Ich hatte mich wieder in die Raucherecke geschleppt und steckte mir vor lauter Nervosität eine Zigarette nach der anderen an. Mein Herz klopfte, als ich Doktor Sievers, meinen zuständigen Arzt, über den Flur huschen sah. Wenn er wieder zurückkommt, würde ich ihn ansprechen. Ich hatte mich entschlossen. Aber mir ging’s nicht gut dabei.
»Doktor Sievers - kann ich Sie kurz sprechen?«
Er blieb stehen. »Ja, was kann ich für Sie tun?«
»Ich, ... ich habe mich entschieden. Ich möchte doch operiert werden. Die Schmerzen werden nicht weniger.«
Ich legte ihm meine Gründe dar. Dass meine Frau schwanger sei und ich für mein Kind gesund sein wollte. Vergaß aber nicht zu erwähnen, welche fürchterliche Angst in mir war. »Können Sie dafür sorgen, dass ich dann aber gleich als Erster rankomme?«
»Gut, ich werde es versuchen. Aber Notfälle gehen vor. Ich verspreche aber, dass Sie so früh wie möglich dran sind.« Er verabschiedete sich. »Morgen besprechen wir die Einzelheiten.«
Mir war ein Stein vom Herzen gefallen. Über meinen Mut war ich sogar etwas stolz. Und einige der anwesenden Raucher klopften mir auf die Schulter. »Gut hast Du das gemacht. Bald hast Du es hinter Dir. Wirst sehen, bald wird es Dir gutgehn.«
Ich ging auf mein Zimmer und rief Ina an. »Stell Dir vor, ich hab allen Mut zusammengenommen. Wahrscheinlich werde ich Freitag operiert. Aber Du weißt ja, ich habe eine wahnsinnige Angst!«
Ina freute sich. »Ich bin stolz auf Dich. Du brauchst keine Angst zu haben. Du merkst doch nichts davon. Glaub mir.«
Wir telefonierten noch einige Minuten, in denen sie versuchte mir Mut zu machen. »Morgen besuche ich Dich«, sagte sie zum Abschied.

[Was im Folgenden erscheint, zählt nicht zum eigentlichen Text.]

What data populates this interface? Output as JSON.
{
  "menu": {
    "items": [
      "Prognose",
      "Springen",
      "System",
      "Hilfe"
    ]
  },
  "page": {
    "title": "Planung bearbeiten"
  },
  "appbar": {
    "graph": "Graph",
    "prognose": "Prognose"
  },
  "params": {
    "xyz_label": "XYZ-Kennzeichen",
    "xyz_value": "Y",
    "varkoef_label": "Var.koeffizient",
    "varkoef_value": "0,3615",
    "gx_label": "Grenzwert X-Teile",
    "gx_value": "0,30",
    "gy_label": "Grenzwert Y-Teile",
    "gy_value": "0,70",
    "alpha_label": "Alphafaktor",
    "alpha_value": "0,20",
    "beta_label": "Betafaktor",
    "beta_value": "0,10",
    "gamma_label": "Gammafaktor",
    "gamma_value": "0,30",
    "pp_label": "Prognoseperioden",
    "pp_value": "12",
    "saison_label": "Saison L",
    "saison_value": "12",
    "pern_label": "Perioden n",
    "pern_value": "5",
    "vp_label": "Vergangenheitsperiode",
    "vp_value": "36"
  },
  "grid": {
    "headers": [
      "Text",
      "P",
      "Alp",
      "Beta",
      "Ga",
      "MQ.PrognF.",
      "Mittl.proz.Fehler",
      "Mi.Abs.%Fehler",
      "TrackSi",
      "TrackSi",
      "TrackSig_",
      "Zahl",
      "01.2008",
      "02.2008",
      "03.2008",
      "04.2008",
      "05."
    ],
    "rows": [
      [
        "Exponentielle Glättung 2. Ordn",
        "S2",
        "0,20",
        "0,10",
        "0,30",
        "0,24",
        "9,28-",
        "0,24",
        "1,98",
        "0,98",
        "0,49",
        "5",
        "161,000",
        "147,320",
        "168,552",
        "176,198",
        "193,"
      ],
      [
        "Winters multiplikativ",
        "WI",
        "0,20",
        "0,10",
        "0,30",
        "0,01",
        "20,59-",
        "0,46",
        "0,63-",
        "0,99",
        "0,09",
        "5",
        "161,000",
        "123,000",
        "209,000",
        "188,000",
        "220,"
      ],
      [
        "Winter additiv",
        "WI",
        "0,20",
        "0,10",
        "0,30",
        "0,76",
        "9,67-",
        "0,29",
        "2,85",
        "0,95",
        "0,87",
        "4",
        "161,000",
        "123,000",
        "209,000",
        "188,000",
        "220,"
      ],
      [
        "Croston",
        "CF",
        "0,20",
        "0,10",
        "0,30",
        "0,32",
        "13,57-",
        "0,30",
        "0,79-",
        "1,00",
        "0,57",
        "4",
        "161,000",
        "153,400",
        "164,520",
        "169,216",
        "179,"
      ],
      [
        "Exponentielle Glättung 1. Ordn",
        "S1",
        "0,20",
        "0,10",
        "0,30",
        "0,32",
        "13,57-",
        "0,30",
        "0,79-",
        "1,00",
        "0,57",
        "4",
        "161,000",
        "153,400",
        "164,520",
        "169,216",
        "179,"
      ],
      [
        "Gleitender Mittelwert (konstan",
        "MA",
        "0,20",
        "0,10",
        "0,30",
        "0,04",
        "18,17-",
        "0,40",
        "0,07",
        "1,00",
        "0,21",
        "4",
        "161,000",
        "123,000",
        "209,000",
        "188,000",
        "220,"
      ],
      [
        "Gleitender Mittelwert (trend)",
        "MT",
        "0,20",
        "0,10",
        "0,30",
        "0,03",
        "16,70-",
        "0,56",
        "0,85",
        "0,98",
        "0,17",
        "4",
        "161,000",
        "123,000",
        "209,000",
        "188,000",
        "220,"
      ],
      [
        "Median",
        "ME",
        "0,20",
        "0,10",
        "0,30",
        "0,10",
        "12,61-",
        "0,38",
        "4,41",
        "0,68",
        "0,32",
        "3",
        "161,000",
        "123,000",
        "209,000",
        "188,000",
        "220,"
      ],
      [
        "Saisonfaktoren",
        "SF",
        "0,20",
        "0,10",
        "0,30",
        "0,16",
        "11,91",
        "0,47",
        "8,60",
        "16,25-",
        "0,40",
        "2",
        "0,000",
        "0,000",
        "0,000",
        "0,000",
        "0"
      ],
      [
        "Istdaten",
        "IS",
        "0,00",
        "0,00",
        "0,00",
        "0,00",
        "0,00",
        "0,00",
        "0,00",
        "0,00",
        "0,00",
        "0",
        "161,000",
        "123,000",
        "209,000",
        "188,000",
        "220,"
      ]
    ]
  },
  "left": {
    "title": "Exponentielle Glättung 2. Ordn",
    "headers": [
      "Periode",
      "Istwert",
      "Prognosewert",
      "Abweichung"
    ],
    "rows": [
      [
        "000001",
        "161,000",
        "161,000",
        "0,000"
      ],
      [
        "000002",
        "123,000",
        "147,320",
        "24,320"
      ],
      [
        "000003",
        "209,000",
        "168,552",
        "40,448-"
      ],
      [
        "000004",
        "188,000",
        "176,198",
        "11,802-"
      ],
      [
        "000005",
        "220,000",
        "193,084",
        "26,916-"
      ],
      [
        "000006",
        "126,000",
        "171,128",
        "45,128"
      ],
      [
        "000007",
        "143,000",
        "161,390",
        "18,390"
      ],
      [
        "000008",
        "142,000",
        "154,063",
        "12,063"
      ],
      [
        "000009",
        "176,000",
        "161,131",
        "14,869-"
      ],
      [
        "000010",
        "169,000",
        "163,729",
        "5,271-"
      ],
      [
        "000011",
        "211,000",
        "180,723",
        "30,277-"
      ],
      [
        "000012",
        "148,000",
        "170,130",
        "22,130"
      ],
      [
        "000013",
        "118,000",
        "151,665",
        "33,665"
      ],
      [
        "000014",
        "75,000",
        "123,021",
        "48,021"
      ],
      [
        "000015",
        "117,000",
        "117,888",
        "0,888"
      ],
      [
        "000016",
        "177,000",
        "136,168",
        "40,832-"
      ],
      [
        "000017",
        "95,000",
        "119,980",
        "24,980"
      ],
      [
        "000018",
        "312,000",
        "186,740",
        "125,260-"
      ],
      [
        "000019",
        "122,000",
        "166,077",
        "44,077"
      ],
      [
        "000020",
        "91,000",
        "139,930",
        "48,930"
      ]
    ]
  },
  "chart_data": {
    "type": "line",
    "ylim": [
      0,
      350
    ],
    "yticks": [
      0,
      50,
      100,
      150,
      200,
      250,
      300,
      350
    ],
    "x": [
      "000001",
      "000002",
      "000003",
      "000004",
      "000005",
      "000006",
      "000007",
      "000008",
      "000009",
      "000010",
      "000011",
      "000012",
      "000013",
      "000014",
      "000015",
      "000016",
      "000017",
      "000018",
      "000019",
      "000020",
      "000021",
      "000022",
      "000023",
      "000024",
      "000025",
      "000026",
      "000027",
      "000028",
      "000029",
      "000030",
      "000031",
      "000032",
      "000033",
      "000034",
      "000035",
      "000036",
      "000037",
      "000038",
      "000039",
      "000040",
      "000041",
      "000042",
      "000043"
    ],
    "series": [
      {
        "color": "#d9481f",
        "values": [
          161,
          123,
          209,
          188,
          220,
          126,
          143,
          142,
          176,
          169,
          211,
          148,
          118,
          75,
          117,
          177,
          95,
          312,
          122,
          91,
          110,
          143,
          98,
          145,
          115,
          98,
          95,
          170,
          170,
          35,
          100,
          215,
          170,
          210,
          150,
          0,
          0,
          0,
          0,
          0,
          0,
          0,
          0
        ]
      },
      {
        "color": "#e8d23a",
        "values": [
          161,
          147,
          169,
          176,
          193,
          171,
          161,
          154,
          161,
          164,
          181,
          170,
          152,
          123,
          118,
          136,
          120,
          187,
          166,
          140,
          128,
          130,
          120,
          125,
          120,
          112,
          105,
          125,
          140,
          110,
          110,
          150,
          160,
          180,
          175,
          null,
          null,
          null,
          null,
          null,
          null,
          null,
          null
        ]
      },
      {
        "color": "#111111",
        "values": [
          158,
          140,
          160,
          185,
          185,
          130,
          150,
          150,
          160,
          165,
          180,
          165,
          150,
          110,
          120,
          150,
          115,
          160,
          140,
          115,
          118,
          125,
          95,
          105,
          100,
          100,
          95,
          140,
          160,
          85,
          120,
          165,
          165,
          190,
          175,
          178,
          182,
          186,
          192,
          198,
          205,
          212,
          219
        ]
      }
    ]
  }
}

Ich dachte an den Film »The Green Mile« mit Tom Hanks. An die Szene, in der ein zum Tode Verurteilter den Flur entlang geführt wurde. Hinter der Tür am Ende des Gangs war die Todeszelle mit dem elektrischen Stuhl. In meinen Gedanken verwandelte sich der Stuhl in einen OP-Tisch.